Ha sido rechazada por su compañero y desterrada del reino feérico. Pero nada podrá distanciar a Rosalina de sus cuatro príncipes bestia. Y tampoco nada podrá mantenerlos alejados a ellos.
Cuando Keldarion, el príncipe que es también mi compañero, me obliga a regresar al mundo de los humanos, sé que debo hacer todo lo posible por volver con él y con mis otras bestias. No sé qué está ocultando, pero debo darme prisa porque algo oscuro se cierne sobre el Valle Encantado.

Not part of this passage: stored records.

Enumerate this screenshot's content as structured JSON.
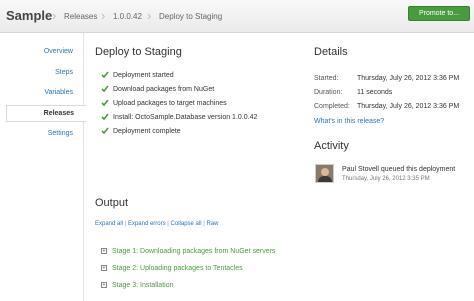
{
  "header": {
    "brand": "Sample",
    "breadcrumbs": [
      "Releases",
      "1.0.0.42",
      "Deploy to Staging"
    ],
    "promote_label": "Promote to..."
  },
  "sidebar": {
    "items": [
      "Overview",
      "Steps",
      "Variables",
      "Releases",
      "Settings"
    ],
    "active": "Releases"
  },
  "main": {
    "title": "Deploy to Staging",
    "steps": [
      "Deployment started",
      "Download packages from NuGet",
      "Upload packages to target machines",
      "Install: OctoSample.Database version 1.0.0.42",
      "Deployment complete"
    ]
  },
  "details": {
    "title": "Details",
    "rows": [
      {
        "label": "Started:",
        "value": "Thursday, July 26, 2012 3:36 PM"
      },
      {
        "label": "Duration:",
        "value": "11 seconds"
      },
      {
        "label": "Completed:",
        "value": "Thursday, July 26, 2012 3:36 PM"
      }
    ],
    "link": "What's in this release?"
  },
  "activity": {
    "title": "Activity",
    "message": "Paul Stovell queued this deployment",
    "timestamp": "Thursday, July 26, 2012 3:35 PM"
  },
  "output": {
    "title": "Output",
    "links": [
      "Expand all",
      "Expand errors",
      "Collapse all",
      "Raw"
    ],
    "stages": [
      "Stage 1: Downloading packages from NuGet servers",
      "Stage 2: Uploading packages to Tentacles",
      "Stage 3: Installation"
    ]
  },
  "colors": {
    "accent_green": "#4a9b3f",
    "link_blue": "#2a76b5"
  }
}
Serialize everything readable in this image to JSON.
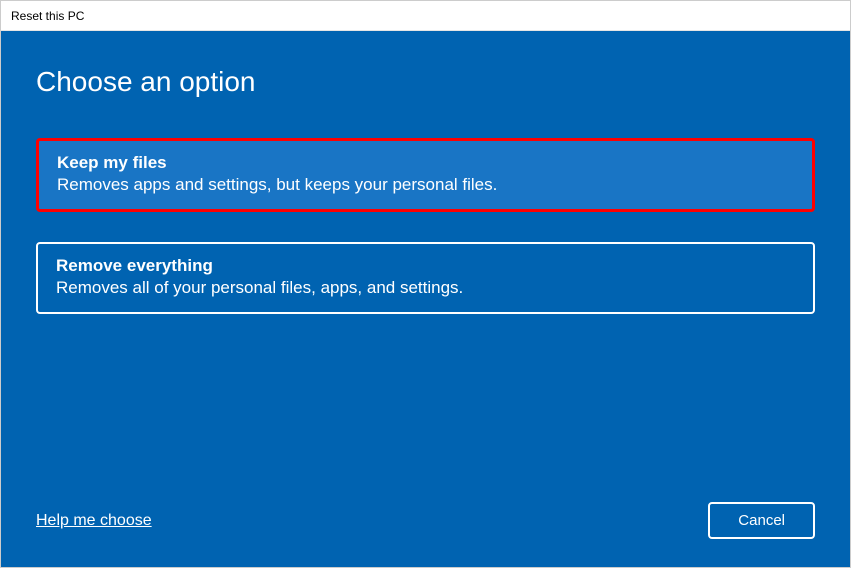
{
  "titleBar": {
    "title": "Reset this PC"
  },
  "heading": "Choose an option",
  "options": [
    {
      "title": "Keep my files",
      "description": "Removes apps and settings, but keeps your personal files.",
      "highlighted": true
    },
    {
      "title": "Remove everything",
      "description": "Removes all of your personal files, apps, and settings.",
      "highlighted": false
    }
  ],
  "footer": {
    "helpLink": "Help me choose",
    "cancelLabel": "Cancel"
  },
  "colors": {
    "background": "#0063b1",
    "highlightBorder": "#ff0000",
    "highlightFill": "#1975C5"
  }
}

Un extraño manto de hielo avanza sobre el reino del Otoño y todas las sospechas recaen sobre Keldarion. Mientras tanto, Farron, el príncipe del Otoño, ha sido acusado de conspirador y ha perdido el control de su tierra y de su pueblo. Si los cuatro príncipes no logran detener el terrible invierno y demostrar la inocencia de Keldarion, la guerra arrasará todo el reino.
Por si fuera poco, el príncipe de las Espinas (que no deja de hablar en mi cabeza) me ha propuesto un pacto perverso, el cretino de mi exprometido no acepta un «no» por respuesta, y la terrible maldición empeora cada día. Sí, la cosa pinta mal. A medida que pasan los días, me enamoro más de mis príncipes, aunque eso me ponga en peligro.
Ahora, más que nunca, debo reunir el valor suficiente para ayudar a Farron a detener la guerra. Y permanecer a su lado. siempre que no sea él quien me destruya primero.